Орлеанцев пропустил это замечание мимо ушей.
— А вы, пожалуй, правы насчет баса и тенора, — сказал он. — У вас дарование трагедийное, оно не для бытовых картинок. Вожаков вам изображать, а не обиженных. Но это значит, что играть вам только в пьесах на темы из истории — дальней или ближней, но истории. Где сейчас такие вожаки, которые под стать вашему таланту? Вожаки появляются на крутых исторических поворотах, в годы великих испытаний для народов и государств. У нас все идет планово, сейчас наш вожак — план. Мы сами изрядно выросли, и если план будет хорошо, тщательно продуман — никакой нужды в вожаках и нет. И играть вам, следовательно, Александр Львович, людей прошлого или вот обычных, средних тружеников современности, со всеми их горестями и радостями, со всем бытом и текучкой. Такие времена! Оттого, что наше общество, в котором мы все взаимно воспитываем друг друга, нивелирует человека, — от этого не уйдешь.

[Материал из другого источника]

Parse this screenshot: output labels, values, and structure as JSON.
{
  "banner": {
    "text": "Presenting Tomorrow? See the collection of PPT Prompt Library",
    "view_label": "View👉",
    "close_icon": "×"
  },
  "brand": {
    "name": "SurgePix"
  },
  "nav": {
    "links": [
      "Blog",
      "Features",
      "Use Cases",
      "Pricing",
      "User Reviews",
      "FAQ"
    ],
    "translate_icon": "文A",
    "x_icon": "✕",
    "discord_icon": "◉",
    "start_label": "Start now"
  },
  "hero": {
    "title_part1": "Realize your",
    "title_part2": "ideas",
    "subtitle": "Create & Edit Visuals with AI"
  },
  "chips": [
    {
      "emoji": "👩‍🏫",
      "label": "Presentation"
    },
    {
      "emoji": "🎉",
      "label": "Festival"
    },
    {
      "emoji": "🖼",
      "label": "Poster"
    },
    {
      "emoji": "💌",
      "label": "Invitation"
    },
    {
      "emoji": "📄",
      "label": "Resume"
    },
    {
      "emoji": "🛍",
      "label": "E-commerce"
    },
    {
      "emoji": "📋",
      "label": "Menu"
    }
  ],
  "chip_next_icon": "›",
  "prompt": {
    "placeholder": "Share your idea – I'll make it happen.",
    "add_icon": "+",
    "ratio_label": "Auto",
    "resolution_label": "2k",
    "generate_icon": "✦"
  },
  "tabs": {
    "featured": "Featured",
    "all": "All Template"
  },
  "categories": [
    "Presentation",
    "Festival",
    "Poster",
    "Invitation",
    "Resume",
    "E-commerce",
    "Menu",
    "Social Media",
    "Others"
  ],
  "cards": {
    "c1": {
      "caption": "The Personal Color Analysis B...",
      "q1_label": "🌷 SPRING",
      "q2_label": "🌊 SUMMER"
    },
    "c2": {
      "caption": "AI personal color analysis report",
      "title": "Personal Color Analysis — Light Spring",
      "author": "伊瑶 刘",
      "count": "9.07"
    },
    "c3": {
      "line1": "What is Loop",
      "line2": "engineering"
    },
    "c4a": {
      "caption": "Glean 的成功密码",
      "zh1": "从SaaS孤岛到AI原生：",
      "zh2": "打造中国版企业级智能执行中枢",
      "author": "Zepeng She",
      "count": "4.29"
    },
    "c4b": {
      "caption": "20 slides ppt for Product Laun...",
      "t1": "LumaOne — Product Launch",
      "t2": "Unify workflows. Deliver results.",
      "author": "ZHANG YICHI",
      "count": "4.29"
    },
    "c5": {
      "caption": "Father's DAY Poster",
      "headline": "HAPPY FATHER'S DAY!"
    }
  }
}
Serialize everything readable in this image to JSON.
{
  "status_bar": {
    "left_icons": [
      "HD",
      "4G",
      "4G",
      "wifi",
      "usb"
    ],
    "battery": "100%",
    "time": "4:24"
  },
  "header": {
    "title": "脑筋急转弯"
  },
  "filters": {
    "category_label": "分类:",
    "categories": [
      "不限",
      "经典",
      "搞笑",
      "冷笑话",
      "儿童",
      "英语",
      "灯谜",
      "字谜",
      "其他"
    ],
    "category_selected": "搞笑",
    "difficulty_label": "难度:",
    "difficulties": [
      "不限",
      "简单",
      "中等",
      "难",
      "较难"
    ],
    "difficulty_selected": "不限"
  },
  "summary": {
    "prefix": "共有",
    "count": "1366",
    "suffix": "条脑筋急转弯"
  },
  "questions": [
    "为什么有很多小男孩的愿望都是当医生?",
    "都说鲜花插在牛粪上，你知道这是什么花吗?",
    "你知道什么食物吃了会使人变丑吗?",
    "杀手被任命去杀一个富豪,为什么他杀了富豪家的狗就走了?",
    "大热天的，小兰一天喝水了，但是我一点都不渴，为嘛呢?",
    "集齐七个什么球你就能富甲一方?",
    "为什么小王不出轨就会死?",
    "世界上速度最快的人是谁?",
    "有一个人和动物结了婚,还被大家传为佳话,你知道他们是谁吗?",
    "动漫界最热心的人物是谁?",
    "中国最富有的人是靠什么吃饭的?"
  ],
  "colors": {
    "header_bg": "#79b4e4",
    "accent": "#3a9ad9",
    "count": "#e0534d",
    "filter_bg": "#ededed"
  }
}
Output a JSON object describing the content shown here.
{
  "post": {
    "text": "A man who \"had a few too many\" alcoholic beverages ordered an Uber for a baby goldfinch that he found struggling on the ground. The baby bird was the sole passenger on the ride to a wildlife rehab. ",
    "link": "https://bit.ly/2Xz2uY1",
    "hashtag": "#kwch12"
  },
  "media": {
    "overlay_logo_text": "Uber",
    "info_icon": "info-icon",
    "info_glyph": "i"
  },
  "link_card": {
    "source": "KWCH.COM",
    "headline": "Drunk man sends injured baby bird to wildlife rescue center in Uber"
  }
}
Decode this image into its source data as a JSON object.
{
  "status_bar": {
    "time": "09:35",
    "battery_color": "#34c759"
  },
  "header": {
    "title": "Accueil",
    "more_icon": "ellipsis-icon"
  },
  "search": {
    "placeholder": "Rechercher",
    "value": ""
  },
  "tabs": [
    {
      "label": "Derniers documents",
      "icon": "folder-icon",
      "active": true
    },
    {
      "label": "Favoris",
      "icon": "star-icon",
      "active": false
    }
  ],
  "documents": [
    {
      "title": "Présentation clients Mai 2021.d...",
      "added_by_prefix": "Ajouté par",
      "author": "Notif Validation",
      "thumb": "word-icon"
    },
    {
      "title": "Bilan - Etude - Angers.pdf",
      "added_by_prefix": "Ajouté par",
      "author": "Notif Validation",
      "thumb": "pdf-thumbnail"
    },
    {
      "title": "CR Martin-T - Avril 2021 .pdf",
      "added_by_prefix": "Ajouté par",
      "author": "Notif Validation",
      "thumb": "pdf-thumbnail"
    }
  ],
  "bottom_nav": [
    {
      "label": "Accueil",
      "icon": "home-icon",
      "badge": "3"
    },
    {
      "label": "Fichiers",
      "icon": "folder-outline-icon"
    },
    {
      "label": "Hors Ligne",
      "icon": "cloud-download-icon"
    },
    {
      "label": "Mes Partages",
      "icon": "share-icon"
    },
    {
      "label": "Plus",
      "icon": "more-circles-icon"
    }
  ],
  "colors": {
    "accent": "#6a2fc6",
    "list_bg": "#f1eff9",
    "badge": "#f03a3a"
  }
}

— Позвольте! Вы что же, чувствуете себя снивелированным? — удивился Гуляев. — Вы, может быть, даже считаете, что ничем не отличаетесь вон от того рыжего балды, который бушует там в углу за столиком, хамя официанту?
— Ну зачем так упрощать, Александр Львович! — Орлеанцев, улыбаясь, наполнил рюмки. — Я говорю о процессе, о тенденциях, а вовсе не о том, что этот процесс уже завершился роковым образом и как–то отражается на нас с вами. На наш век индивидуальности хватит. А в далекое будущее заглядывать не стоит.
— Лучше почаще заглядывать в бутылку?
— Мы немножко царапаем друг друга. Но это же начало знакомства, — сказал Орлеанцев. — Надеюсь, оно не окончится сегодняшней ночью. Настоящие знакомства всегда трудны поначалу. — Он все подливал и подливал в рюмки, но Гуляев свою рюмку все время не допивал, и к часу закрытия ресторана оказалось, что пьян из них двоих только сам Орлеанцев.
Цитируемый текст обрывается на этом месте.